The DHact can be measured by Raman spectroscopy (see paper spoel2006b.pdf for references), however, it is usually measured only for pure liquids. If simulations could reproduce these, and other mixing properties such as energy and density (wensink2003a.pdf) then we could use simulation to fill in the gaps. Unfortunately standard force field like OPLS or GROMOS are not good enough for this yet.

Doing it yourself

To increase our understanding of the reactive flux correlation we will repeat the steps in Eqn. 3-6 in spoel2006b.pdf.
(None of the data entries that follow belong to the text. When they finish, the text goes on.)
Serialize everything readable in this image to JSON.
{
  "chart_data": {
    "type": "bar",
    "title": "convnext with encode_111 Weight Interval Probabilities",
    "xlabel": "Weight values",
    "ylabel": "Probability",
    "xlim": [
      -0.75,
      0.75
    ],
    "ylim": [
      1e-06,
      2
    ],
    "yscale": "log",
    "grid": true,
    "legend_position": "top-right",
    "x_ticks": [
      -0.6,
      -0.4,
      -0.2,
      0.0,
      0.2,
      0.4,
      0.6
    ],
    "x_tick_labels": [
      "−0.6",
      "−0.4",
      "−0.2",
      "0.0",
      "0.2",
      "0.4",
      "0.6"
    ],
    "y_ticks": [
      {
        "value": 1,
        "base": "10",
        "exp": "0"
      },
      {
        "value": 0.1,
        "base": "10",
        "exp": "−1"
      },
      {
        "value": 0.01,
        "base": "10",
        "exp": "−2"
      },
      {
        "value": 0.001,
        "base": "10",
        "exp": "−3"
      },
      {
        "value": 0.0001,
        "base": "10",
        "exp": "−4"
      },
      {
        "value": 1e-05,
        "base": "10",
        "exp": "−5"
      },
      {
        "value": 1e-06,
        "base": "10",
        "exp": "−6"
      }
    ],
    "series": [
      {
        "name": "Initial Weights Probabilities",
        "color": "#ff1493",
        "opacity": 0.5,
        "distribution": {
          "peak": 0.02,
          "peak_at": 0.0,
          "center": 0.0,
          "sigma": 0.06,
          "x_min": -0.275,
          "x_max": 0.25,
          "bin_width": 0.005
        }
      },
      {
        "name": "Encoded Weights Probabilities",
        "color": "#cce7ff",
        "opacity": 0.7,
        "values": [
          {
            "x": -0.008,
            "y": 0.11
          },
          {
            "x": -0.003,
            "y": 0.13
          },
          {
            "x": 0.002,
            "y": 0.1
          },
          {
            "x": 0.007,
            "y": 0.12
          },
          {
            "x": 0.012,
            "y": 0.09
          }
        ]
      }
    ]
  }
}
Load one of the files provided in xmgrace: xmgrace -nxy hbac-all.xvg.gz. We will be using the black [c(t)], the green [-K(t)] and the blue [n(t)] curves. Therefore click on the red curve and in the Set Appearance, right click on the second set (s1) and select hide (or kill). Using xmgrace's built-in data analysis we will now derive the rate constants k and k'. Go to (Data/Transformations/Non Linear Curve Fitting) and select the third set (s2), and type the following equation: y = a0*s0.y - a1*s3.y and press Apply a number of times. If you zoom in somewhat you can see that the fit is quite good. According to Luzar2000a.pdf the very first bit in the graph is not well described by the equations, so we take away the first ps from the analysis. Go to (Data/Data Set Operations), select all sets, then select from the Drop Down menu the option Drop Points. Type in the fields 0 and 5 respectively (there are 5 points per ps), and then go back to the Non Linear Curve Fitting dialog box and press apply again. As you'll note the fit gets a lot better this way. Now note down the a0 and a1 constants and explain what they mean. Finally, using Eqn. 6 we can derive the Gibbs activation energy for breaking of the HB.